Он пинает ногой землю и подходит ко мне. Галлерийка явно разозлила его, ведь она первая, кого Дио не смог поймать. И это не дает ему покоя: даже закидывая мою руку себе на плечо и ставя меня на ноги, пещерный продолжает тихо рычать. Дотрагиваюсь до его заросшего подбородка, провожу по коже когтями, и Торре наконец прикрывает глаза. Порой диву даюсь: мои прикосновения хоть кому-то приятны. И не просто приятны — они могут даже утихомирить этого здоровяка.
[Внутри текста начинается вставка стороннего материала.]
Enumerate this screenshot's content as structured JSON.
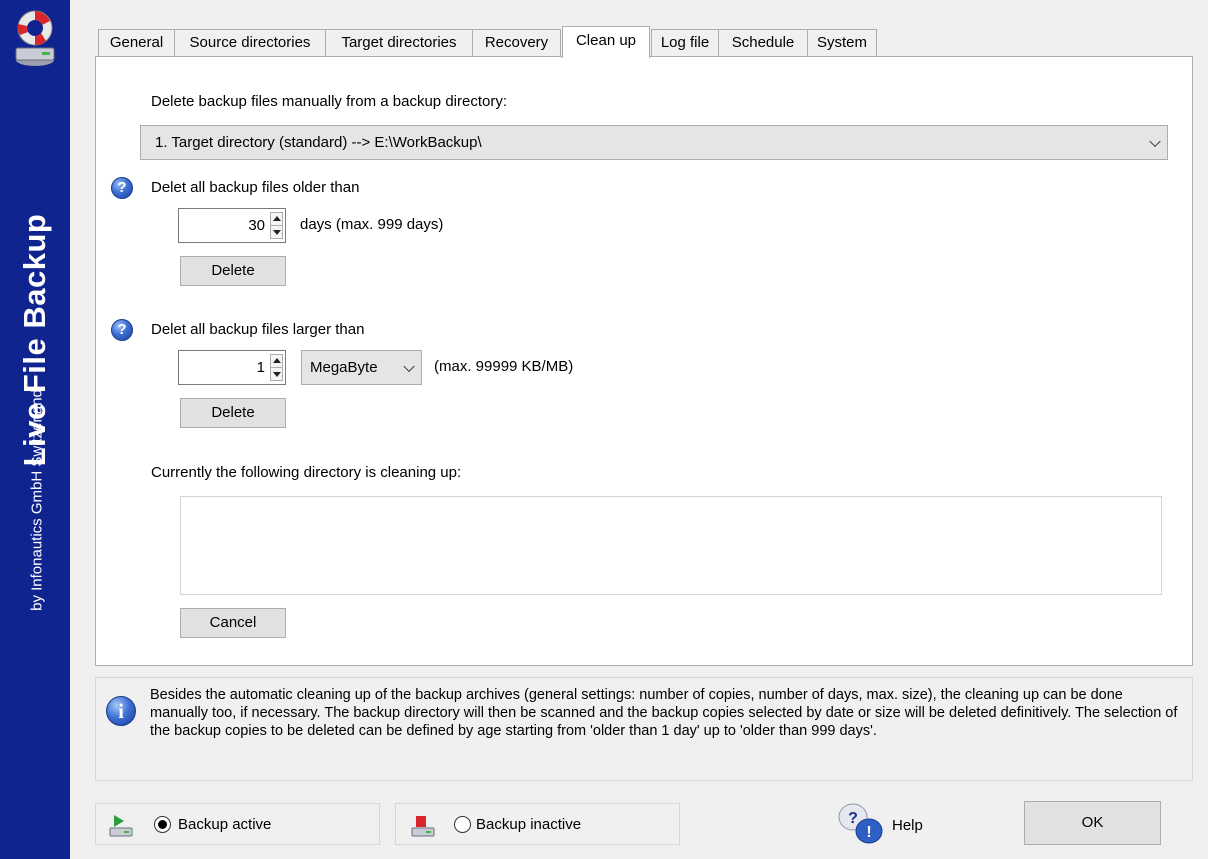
{
  "app": {
    "title": "Live File Backup",
    "subtitle": "by Infonautics GmbH Switzerland"
  },
  "tabs": [
    {
      "label": "General"
    },
    {
      "label": "Source directories"
    },
    {
      "label": "Target directories"
    },
    {
      "label": "Recovery"
    },
    {
      "label": "Clean up",
      "active": true
    },
    {
      "label": "Log file"
    },
    {
      "label": "Schedule"
    },
    {
      "label": "System"
    }
  ],
  "cleanup": {
    "manual_label": "Delete backup files manually from a backup directory:",
    "directory_selected": "1. Target directory (standard) --> E:\\WorkBackup\\",
    "older": {
      "label": "Delet all backup files older than",
      "value": "30",
      "unit_note": "days (max. 999 days)",
      "delete_label": "Delete"
    },
    "larger": {
      "label": "Delet all backup files larger than",
      "value": "1",
      "unit_selected": "MegaByte",
      "limit_note": "(max. 99999 KB/MB)",
      "delete_label": "Delete"
    },
    "current_label": "Currently the following directory is cleaning up:",
    "current_value": "",
    "cancel_label": "Cancel"
  },
  "info": {
    "text": "Besides the automatic cleaning up of the backup archives (general settings: number of copies, number of days, max. size), the cleaning up can be done manually too, if necessary. The backup directory will then be scanned and the backup copies selected by date or size will be deleted definitively. The selection of the backup copies to be deleted can be defined by age starting from 'older than 1 day' up to 'older than 999 days'."
  },
  "footer": {
    "active_label": "Backup active",
    "inactive_label": "Backup inactive",
    "active_selected": true,
    "help_label": "Help",
    "ok_label": "OK"
  },
  "icons": {
    "logo": "lifebuoy-drive-icon",
    "question": "question-mark-icon",
    "info": "info-icon",
    "backup_active": "drive-green-arrow-icon",
    "backup_inactive": "drive-red-icon",
    "help": "help-bubbles-icon"
  },
  "colors": {
    "sidebar": "#10248f",
    "window": "#f0f0f0",
    "panel": "#ffffff",
    "accent_blue": "#2e5fc4"
  }
}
— А теперь объясни мне, что происходит. — Я продолжаю водить пальцами по щекам Дио, но при этом недобро поглядываю на Гарольда. — Это твоя подружка?
Кстати, почему до сих пор не объявилась наша рыжая спасительница и не закрыла собой Антахара? Ах, вот же она. Прижимается к стволу дерева, выглядывает. А за плечи-то ее Зенки держит, не дает вперед сунуться. Знает, что ничем хорошим это дело не закончится.
— Мое почтение.
Гарольд не отвечает на мой вопрос. Он опускается на колени перед галлерийкой и склоняет голову. Но ей, кажется, все равно. Она только нос воротит.
— Ты разочаровал меня, саахит. — И я впервые слышу ее усталый низкий голос.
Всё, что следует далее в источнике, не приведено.